Mitleidsbekundungen kann die Theologie nicht erwarten, darum darf es ihr auch nicht zu tun sein. Sondern sie hat sich um eine Erschließung des Glaubens zu kümmern, die nervös bleibt für die „Zeichen der Zeit“ und so eine Alternative zu den Verführungskünsten des Mephistopheles aufbietet, die ins Chaos führen. Die biblischen Traditionen atmen den Geist der Langeweile gerade nicht, sie müssen in ihrer für die Fragen unserer Zeit offenen Bedeutungsfülle nur erschlossen werden. Selbstverständlich vermögen diese Schriften zwar nicht Antwort auf alle jetzt anstehenden Fragen zu geben. Wie sollte dies auch geschehen, würde doch eine solche Vorstellung völlig geschichtslos sein und nicht damit rechnen, dass wirklich neue Fragen aufgrund eines veränderten Wissens über die Welt und den Menschen auf Antwort drängen. Aber sie können identitätsstiftend sein, weil sie selbst unruhig sind, sie die Nervosität eines Faust, die sich auf die Frage aller Fragen konzentriert, gerade nicht verdammen, sondern ernst nehmen: Was ist der Mensch?

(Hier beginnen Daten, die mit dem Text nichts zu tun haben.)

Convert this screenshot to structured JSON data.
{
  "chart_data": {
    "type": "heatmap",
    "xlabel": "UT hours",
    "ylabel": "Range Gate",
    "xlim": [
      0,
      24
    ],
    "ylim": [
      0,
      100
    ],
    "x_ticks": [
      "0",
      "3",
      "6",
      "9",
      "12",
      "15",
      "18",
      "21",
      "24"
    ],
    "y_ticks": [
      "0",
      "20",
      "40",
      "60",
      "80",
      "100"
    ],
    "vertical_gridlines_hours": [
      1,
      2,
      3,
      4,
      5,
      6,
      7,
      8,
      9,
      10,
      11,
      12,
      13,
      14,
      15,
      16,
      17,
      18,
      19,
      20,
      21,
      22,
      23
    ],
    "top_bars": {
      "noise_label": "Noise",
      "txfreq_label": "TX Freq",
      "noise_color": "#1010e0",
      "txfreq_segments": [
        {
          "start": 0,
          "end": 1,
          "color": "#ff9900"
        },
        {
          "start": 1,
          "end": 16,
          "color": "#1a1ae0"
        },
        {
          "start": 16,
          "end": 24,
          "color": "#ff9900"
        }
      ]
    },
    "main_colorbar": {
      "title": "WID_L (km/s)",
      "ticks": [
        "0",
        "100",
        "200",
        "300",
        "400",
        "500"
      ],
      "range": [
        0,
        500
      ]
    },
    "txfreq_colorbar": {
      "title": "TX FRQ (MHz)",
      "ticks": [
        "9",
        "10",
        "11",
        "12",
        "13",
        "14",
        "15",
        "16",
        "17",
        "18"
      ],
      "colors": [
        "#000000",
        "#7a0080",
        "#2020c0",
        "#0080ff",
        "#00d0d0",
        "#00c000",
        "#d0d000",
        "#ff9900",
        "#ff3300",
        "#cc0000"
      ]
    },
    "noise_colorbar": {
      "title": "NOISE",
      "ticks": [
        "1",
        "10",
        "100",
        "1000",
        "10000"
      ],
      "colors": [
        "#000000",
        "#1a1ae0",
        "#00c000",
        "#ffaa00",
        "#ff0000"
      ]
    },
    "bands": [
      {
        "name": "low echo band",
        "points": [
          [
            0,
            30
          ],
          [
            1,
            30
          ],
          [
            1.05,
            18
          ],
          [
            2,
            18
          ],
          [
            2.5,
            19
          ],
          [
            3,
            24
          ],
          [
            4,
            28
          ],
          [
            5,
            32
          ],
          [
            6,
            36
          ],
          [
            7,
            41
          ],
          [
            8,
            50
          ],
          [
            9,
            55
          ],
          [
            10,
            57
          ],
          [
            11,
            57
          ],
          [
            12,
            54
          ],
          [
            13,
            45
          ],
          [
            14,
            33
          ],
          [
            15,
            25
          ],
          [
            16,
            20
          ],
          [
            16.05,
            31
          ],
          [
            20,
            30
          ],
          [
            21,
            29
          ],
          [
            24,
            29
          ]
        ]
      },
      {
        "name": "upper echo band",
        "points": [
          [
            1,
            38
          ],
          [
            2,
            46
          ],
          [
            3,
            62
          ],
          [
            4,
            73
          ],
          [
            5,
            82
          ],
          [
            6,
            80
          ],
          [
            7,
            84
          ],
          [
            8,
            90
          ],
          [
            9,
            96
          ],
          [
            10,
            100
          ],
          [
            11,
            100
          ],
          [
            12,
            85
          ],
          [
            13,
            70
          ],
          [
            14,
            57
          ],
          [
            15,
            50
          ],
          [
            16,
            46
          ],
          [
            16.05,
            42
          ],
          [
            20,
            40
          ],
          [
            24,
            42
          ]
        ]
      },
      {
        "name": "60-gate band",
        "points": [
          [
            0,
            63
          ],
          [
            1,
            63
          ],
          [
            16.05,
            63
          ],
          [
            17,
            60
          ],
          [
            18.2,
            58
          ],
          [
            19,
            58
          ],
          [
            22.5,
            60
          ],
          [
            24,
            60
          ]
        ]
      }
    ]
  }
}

Theologie hat Antwort auf diese Frage zu geben, und zwar methodisch kontrolliert und im Gespräch mit den anderen universitären Disziplinen. Aufgrund ihres Selbstverständnisses, Glaubenswissenschaft und als solche zugleich Wissenschaft vom Menschen zu sein, kann sich die Theologie deshalb auch nicht auf kulturhistorische oder religionswissenschaftliche Fragestellungen einengen lassen. Und genauso kann auch nur ein Katholizismus in Deutschland Zukunft haben, der sich aus dem Glauben speist, der aber zugleich Vernunft und Wissenschaft gerade nicht verachtet. Faust fehlte es nicht am Verstehen, sondern am Glaubenkönnen. Man könnte heute den Eindruck gewinnen, als sei es umgekehrt. Viele Bildungsveranstaltungen gerade im außeruniversitären Bereich vermitteln diesen Eindruck. Glauben will man schon, aber was? Und kann man glauben, ohne in Widerstreit mit sich zu geraten?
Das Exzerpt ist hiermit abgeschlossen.